O Comissariado da Auditoria (adiante designado por CA) divulga o relatório de auditoria de resultados intitulado“Planeamento e implementação do Governo Electrónico”. A presente auditoria teve como objectivo avaliar se o planeamento e a implementação do Governo Electrónico realizados pela Direcção dos Serviços de Administração e Função Pública (adiante designada por SAFP) foram devidamente levados a cabo, isto é, se houve uma boa ponderação e organização dos trabalhos no sentido de garantir que os referidos trabalhos foram executados de forma metódica e, bem assim, se os objectivos traçados por esse organismo público foram ou não atingidos.
O relatório revela que,de 2001 até 2016, o SAFP investiu 237346502,41 patacas no desenvolvimento do Governo Electrónico, e elaborou um total de quatro planos para a sua implementação.

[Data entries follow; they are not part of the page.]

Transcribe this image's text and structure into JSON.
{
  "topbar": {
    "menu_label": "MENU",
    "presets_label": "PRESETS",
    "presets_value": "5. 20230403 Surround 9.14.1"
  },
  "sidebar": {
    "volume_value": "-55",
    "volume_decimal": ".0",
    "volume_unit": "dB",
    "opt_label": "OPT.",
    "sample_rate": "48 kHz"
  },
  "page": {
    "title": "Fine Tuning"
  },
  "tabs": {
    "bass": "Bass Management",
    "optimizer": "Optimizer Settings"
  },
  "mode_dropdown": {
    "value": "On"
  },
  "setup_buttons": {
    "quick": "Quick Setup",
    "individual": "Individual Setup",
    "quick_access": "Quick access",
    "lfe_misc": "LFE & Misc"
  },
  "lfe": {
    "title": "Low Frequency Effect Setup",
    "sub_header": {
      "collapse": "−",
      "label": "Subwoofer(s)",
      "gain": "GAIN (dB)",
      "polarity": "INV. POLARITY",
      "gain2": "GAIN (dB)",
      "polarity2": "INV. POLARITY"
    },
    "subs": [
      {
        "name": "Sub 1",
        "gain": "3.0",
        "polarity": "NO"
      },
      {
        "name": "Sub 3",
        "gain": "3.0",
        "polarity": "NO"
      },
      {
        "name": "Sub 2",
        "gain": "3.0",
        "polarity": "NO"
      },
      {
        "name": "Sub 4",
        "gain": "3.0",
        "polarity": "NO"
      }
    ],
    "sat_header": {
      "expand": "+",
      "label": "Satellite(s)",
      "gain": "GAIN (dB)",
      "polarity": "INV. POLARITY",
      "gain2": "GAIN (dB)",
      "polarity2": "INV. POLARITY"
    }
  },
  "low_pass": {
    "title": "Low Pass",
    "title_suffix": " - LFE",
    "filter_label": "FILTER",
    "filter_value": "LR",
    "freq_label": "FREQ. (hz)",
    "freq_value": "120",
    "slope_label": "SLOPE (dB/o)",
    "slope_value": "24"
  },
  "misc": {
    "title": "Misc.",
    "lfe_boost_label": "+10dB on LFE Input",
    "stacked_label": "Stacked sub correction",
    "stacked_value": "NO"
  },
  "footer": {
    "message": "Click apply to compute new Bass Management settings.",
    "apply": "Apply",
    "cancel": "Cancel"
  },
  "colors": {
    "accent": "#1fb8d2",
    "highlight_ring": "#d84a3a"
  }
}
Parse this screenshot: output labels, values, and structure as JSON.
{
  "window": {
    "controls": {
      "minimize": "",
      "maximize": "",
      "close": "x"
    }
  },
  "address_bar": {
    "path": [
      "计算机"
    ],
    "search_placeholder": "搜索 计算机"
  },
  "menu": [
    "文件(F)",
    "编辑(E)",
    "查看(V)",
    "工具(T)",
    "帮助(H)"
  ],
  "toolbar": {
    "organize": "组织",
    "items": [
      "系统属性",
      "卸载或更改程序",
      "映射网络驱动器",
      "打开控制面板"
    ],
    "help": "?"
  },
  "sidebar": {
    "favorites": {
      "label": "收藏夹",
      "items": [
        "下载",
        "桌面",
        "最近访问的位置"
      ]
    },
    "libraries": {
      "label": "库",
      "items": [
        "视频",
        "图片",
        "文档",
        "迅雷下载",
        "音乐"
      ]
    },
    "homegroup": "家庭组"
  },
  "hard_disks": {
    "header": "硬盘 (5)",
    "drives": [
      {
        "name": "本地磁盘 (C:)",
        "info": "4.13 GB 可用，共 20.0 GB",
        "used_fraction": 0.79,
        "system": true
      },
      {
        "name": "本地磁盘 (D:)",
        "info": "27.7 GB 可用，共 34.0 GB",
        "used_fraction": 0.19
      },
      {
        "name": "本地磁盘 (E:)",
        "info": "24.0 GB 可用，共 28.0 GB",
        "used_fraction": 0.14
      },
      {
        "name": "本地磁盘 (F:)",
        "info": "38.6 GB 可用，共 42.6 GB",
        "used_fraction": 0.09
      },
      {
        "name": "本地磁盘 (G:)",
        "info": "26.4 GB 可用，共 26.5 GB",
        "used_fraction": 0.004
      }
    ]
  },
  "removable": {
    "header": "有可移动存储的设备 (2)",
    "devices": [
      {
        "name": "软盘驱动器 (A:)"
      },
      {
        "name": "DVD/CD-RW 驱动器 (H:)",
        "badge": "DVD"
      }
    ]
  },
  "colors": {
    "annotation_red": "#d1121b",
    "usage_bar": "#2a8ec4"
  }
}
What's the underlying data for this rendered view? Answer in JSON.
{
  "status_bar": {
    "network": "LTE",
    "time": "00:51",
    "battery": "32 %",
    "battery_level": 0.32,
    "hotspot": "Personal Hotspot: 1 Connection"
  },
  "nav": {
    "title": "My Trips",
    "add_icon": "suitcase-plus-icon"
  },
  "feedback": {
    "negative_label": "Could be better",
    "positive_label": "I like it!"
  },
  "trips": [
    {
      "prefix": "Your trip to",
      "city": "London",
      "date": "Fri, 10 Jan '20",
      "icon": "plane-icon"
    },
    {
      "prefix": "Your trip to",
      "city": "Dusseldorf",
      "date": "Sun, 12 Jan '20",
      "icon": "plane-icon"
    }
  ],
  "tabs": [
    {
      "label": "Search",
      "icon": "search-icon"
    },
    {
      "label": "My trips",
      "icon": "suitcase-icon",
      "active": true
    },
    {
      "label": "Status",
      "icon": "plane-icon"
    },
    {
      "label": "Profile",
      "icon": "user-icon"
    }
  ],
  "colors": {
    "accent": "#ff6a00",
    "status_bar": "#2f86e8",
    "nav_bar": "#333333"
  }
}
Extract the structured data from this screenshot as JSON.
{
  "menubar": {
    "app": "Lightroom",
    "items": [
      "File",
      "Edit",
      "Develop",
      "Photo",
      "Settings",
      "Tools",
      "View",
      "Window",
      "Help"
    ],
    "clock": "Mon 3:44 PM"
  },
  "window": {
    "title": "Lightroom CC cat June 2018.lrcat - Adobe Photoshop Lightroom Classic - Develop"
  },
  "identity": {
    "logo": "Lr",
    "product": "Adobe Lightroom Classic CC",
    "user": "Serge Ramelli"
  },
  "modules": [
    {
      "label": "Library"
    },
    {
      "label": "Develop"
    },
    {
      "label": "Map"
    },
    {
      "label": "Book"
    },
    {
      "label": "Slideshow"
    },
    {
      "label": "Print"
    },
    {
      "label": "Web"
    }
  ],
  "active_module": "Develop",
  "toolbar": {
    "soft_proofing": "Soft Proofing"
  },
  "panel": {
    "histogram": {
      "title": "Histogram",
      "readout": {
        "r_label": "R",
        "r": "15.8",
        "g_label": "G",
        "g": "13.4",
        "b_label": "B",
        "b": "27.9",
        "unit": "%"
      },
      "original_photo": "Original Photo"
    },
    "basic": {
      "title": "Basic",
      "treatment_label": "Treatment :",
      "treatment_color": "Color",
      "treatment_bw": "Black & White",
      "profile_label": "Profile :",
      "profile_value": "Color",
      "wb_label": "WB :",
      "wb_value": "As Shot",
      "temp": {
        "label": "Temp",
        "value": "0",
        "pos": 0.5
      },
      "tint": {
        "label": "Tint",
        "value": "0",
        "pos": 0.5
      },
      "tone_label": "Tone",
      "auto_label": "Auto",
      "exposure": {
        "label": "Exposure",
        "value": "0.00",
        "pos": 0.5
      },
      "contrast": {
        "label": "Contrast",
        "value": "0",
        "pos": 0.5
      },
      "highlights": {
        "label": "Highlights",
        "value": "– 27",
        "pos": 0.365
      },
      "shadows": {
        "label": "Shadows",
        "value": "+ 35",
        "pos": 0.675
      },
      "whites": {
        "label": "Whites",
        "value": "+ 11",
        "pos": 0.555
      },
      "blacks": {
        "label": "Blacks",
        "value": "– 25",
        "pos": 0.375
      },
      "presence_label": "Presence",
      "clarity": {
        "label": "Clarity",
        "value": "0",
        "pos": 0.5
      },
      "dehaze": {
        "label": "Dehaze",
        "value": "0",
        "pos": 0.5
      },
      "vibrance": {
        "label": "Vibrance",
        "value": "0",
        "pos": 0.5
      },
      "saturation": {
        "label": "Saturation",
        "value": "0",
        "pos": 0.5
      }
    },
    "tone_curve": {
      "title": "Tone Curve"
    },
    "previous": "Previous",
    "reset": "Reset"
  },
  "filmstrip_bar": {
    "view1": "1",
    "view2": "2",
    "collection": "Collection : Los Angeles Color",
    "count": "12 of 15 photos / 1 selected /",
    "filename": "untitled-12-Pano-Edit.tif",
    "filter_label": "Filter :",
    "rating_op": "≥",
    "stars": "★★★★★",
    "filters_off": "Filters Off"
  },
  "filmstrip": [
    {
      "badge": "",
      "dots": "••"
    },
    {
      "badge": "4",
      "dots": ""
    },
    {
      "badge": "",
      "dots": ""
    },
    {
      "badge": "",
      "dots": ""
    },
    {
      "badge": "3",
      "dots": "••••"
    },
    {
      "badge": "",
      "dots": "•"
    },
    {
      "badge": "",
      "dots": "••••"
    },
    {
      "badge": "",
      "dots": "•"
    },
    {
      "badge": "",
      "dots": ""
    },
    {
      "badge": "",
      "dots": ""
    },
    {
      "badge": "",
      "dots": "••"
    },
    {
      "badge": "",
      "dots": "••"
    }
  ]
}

Até 31 de Dezembro de 2016, dos 61 trabalhos que podiam ser objecto de avaliação em relação à sua execução, apenas 39 tinham sido concluídos, representando 63,93% do total de trabalhos previstos, o que reflecte uma baixa taxa de execução. Relativamente aos restantes projectos – que, até à data referida, eram 22 –, 16 deles tinham sido propostos há mais de dez anos e ainda não tinham sido concluídos.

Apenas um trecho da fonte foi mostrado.